New York, 8 milioni e mezzo di abitanti e centinaia di tributi alla grande città americana. Quando ti imbatti nella Grande Mela è difficile resistere alla tentazione di impugnare chitarra e penna per scrivere una canzone. A questa stimolante città non hanno saputo dire di no neanche i Thegiornalisti ed ecco “New York“, il terzo singolo che anticipa l’album Love in uscita il 21 settembre. Il brano si muove agevolmente nel dream pop tanto caro a Tommaso Paradiso e compagni. La testualità della canzone si compone di piccole fotografie oniriche di una giornata malinconica. L’autunno, ormai alle porte, è una marcia in più che rende avvolgente il brano. La New York cantata dalla band romana non è quella luminosa di Times Square o dei grandi musical di Broadway, ma quella della solitudine di una camera da letto senza la persona amata. L’estate di “Felicità Puttana” si fa da parte per lasciare spazio a melodie e situazioni più intime.
Tommaso Paradiso sembra voler comunicare con immagini semplici e immediate: la voglia di restare tutto il giorno nel letto, il ricordo di uno stabilimento balneare (si, ancora uno stabilimento balneare!) di Fregene, la voglia di scappare per trovare un po’ di pace. È evidente che “New York” è una canzone composta per piacere a tutti, dai bambini delle elementari alle casalinghe. Il ritorno ad una scrittura più di getto e immediata è un’illusione che svanisce con rime a volte scontate. Lo special del brano è un guizzo quasi vincente se non ricordasse troppo le melodie di Antonello Venditti. I Thegiornalisti hanno provato a scrivere un classico, di quelli che entrano in cima alle classifiche (cosa che probabilmente accadrà) e che si ascolteranno con felice nostalgia tra qualche decennio (cosa che probabilmente non accadrà). Sicuramente ben curato l’arrangiamento, con suoni di qualità e un passaggio con un accordo diminuito apprezzabile e raffinato per gli appassionati di armonia e teoria musicale. Il tappeto di pianoforte ricorda quelli già sentiti in un centinaio di dischi italiani negli ultimi trent’anni.
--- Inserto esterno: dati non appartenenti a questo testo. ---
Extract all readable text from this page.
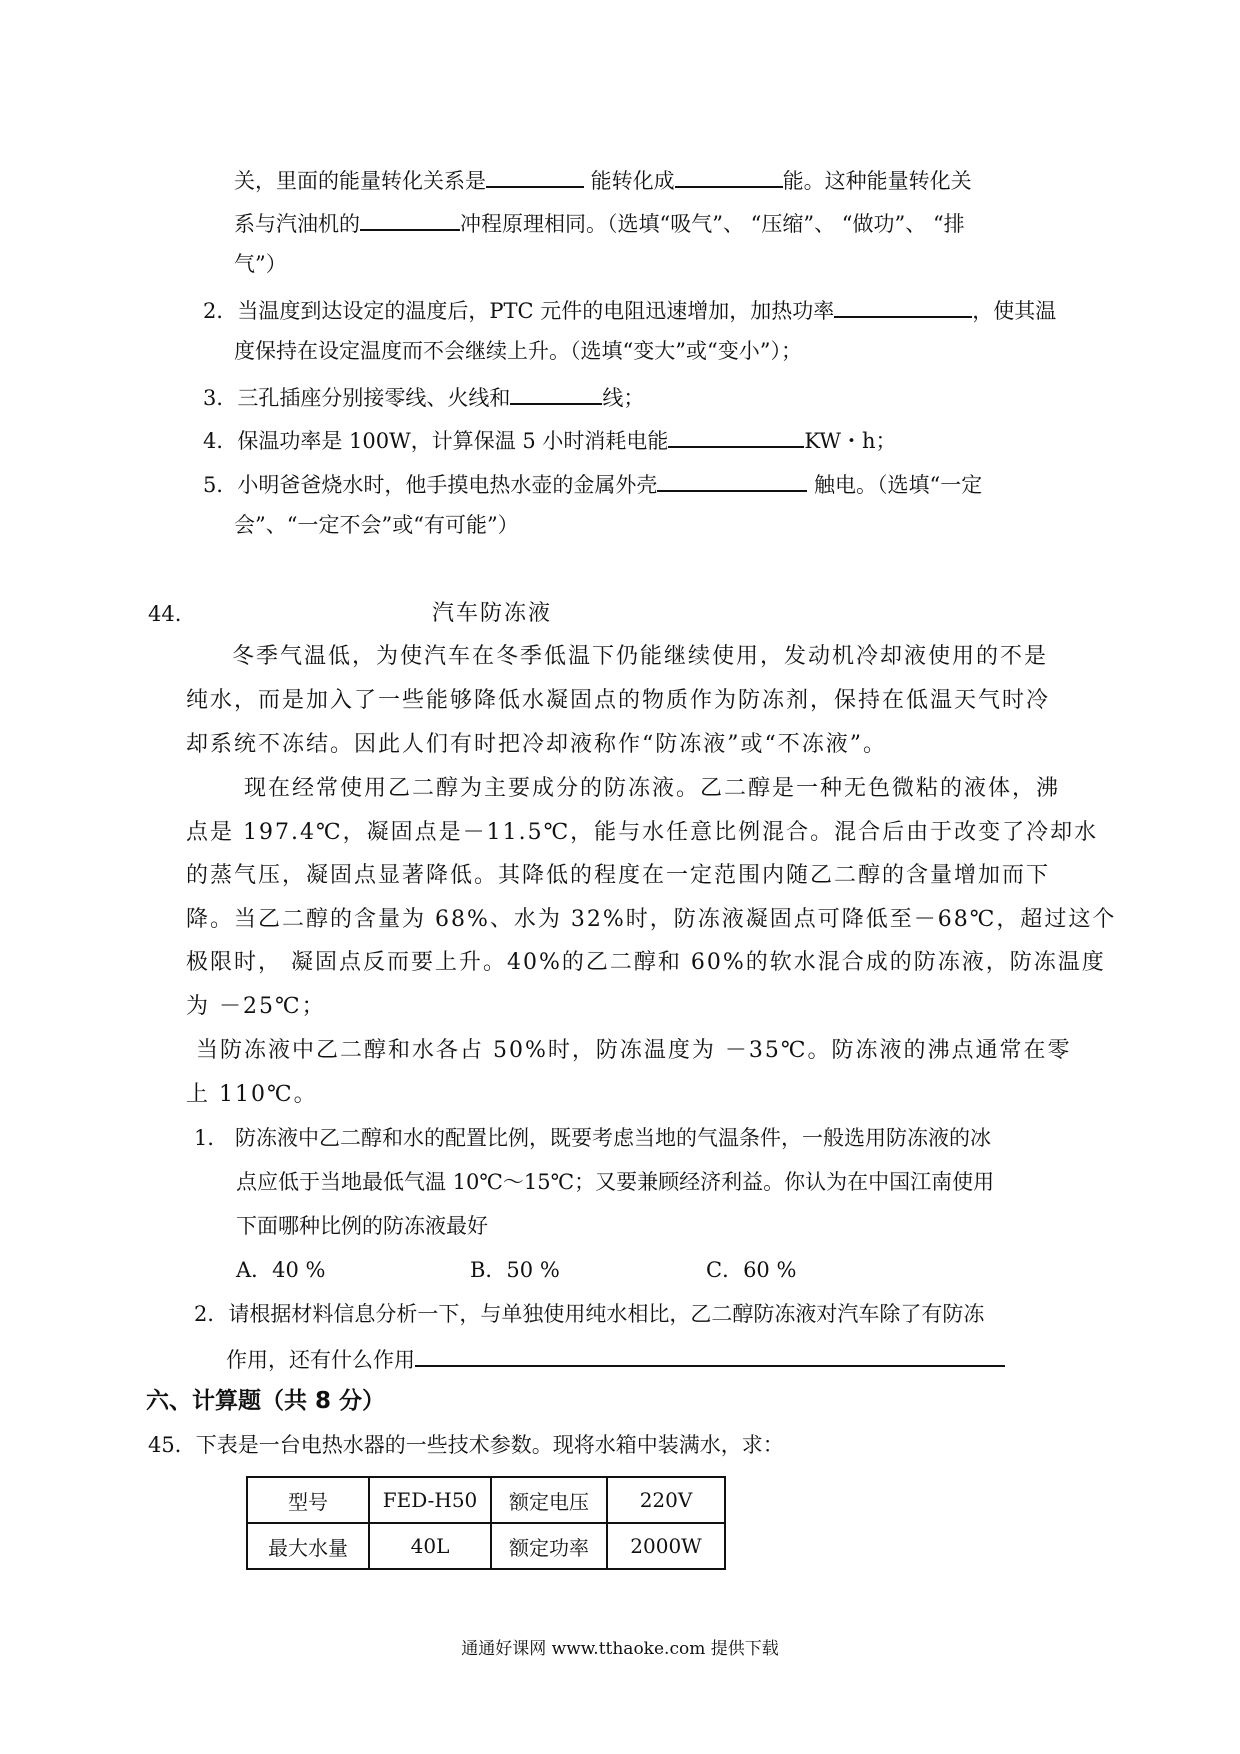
关，里面的能量转化关系是	能转化成	能。这种能量转化关
系与汽油机的	冲程原理相同。（选填“吸气”、 “压缩”、 “做功”、 “排
气”）
2．当温度到达设定的温度后，PTC 元件的电阻迅速增加，加热功率	，使其温
度保持在设定温度而不会继续上升。（选填“变大”或“变小”）；
3．三孔插座分别接零线、火线和	线；
4．保温功率是 100W，计算保温 5 小时消耗电能	KW・h；
5．小明爸爸烧水时，他手摸电热水壶的金属外壳	触电。（选填“一定
会”、“一定不会”或“有可能”）
44.	汽车防冻液
冬季气温低，为使汽车在冬季低温下仍能继续使用，发动机冷却液使用的不是
纯水，而是加入了一些能够降低水凝固点的物质作为防冻剂，保持在低温天气时冷
却系统不冻结。因此人们有时把冷却液称作“防冻液”或“不冻液”。
现在经常使用乙二醇为主要成分的防冻液。乙二醇是一种无色微粘的液体，沸
点是 197.4℃，凝固点是－11.5℃，能与水任意比例混合。混合后由于改变了冷却水
的蒸气压，凝固点显著降低。其降低的程度在一定范围内随乙二醇的含量增加而下
降。当乙二醇的含量为 68%、水为 32%时，防冻液凝固点可降低至－68℃，超过这个
极限时， 凝固点反而要上升。40%的乙二醇和 60%的软水混合成的防冻液，防冻温度
为 －25℃；
当防冻液中乙二醇和水各占 50%时，防冻温度为 －35℃。防冻液的沸点通常在零
上 110℃。
1． 防冻液中乙二醇和水的配置比例，既要考虑当地的气温条件，一般选用防冻液的冰
点应低于当地最低气温 10℃～15℃；又要兼顾经济利益。你认为在中国江南使用
下面哪种比例的防冻液最好
A．40 %	B．50 %	C．60 %
2．请根据材料信息分析一下，与单独使用纯水相比，乙二醇防冻液对汽车除了有防冻
作用，还有什么作用
六、计算题（共 8 分）
45．下表是一台电热水器的一些技术参数。现将水箱中装满水，求：
型号	FED-H50	额定电压	220V
最大水量	40L	额定功率	2000W
通通好课网 www.tthaoke.com 提供下载
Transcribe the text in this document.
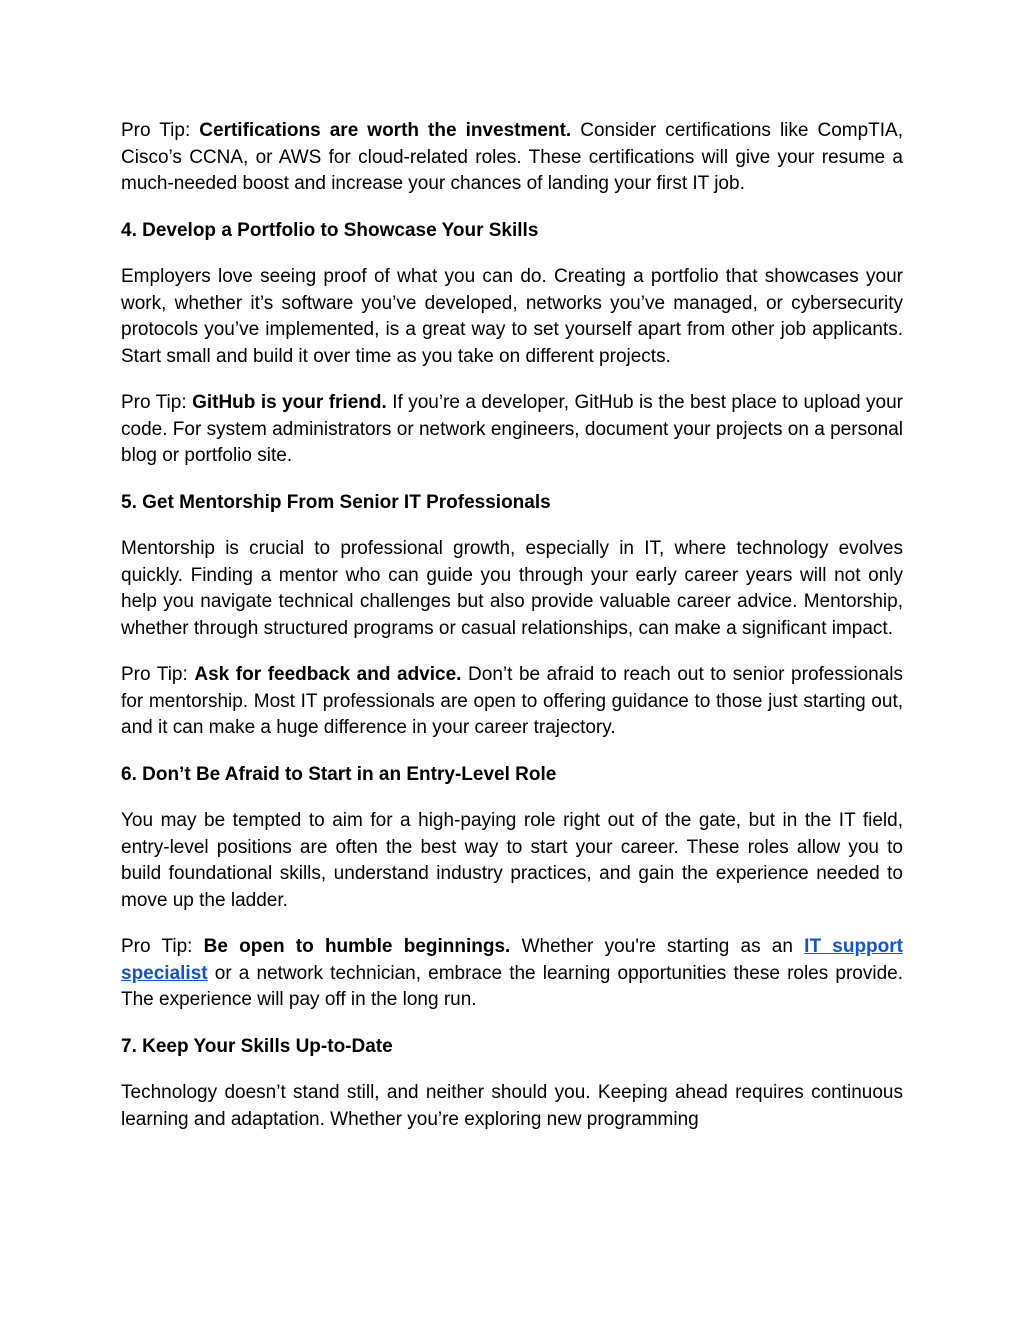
Pro Tip: Certifications are worth the investment. Consider certifications like CompTIA, Cisco’s CCNA, or AWS for cloud-related roles. These certifications will give your resume a much-needed boost and increase your chances of landing your first IT job.

4. Develop a Portfolio to Showcase Your Skills

Employers love seeing proof of what you can do. Creating a portfolio that showcases your work, whether it’s software you’ve developed, networks you’ve managed, or cybersecurity protocols you’ve implemented, is a great way to set yourself apart from other job applicants. Start small and build it over time as you take on different projects.

Pro Tip: GitHub is your friend. If you’re a developer, GitHub is the best place to upload your code. For system administrators or network engineers, document your projects on a personal blog or portfolio site.

5. Get Mentorship From Senior IT Professionals

Mentorship is crucial to professional growth, especially in IT, where technology evolves quickly. Finding a mentor who can guide you through your early career years will not only help you navigate technical challenges but also provide valuable career advice. Mentorship, whether through structured programs or casual relationships, can make a significant impact.

Pro Tip: Ask for feedback and advice. Don’t be afraid to reach out to senior professionals for mentorship. Most IT professionals are open to offering guidance to those just starting out, and it can make a huge difference in your career trajectory.

6. Don’t Be Afraid to Start in an Entry-Level Role

You may be tempted to aim for a high-paying role right out of the gate, but in the IT field, entry-level positions are often the best way to start your career. These roles allow you to build foundational skills, understand industry practices, and gain the experience needed to move up the ladder.

Pro Tip: Be open to humble beginnings. Whether you're starting as an IT support specialist or a network technician, embrace the learning opportunities these roles provide. The experience will pay off in the long run.

7. Keep Your Skills Up-to-Date

Technology doesn’t stand still, and neither should you. Keeping ahead requires continuous learning and adaptation. Whether you’re exploring new programming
Nulla di nuovo e niente di rivoluzionario, un pezzo pop che farà cantare anche stavolta migliaia di persone. Per conquistare la storia della musica d’autore italiana non basta conquistare i palazzetti, serve una marcia in più, perché i dischi d’oro servono per le statistiche e non per accede all’Olimpo dei grandi Maestri del cantautorato.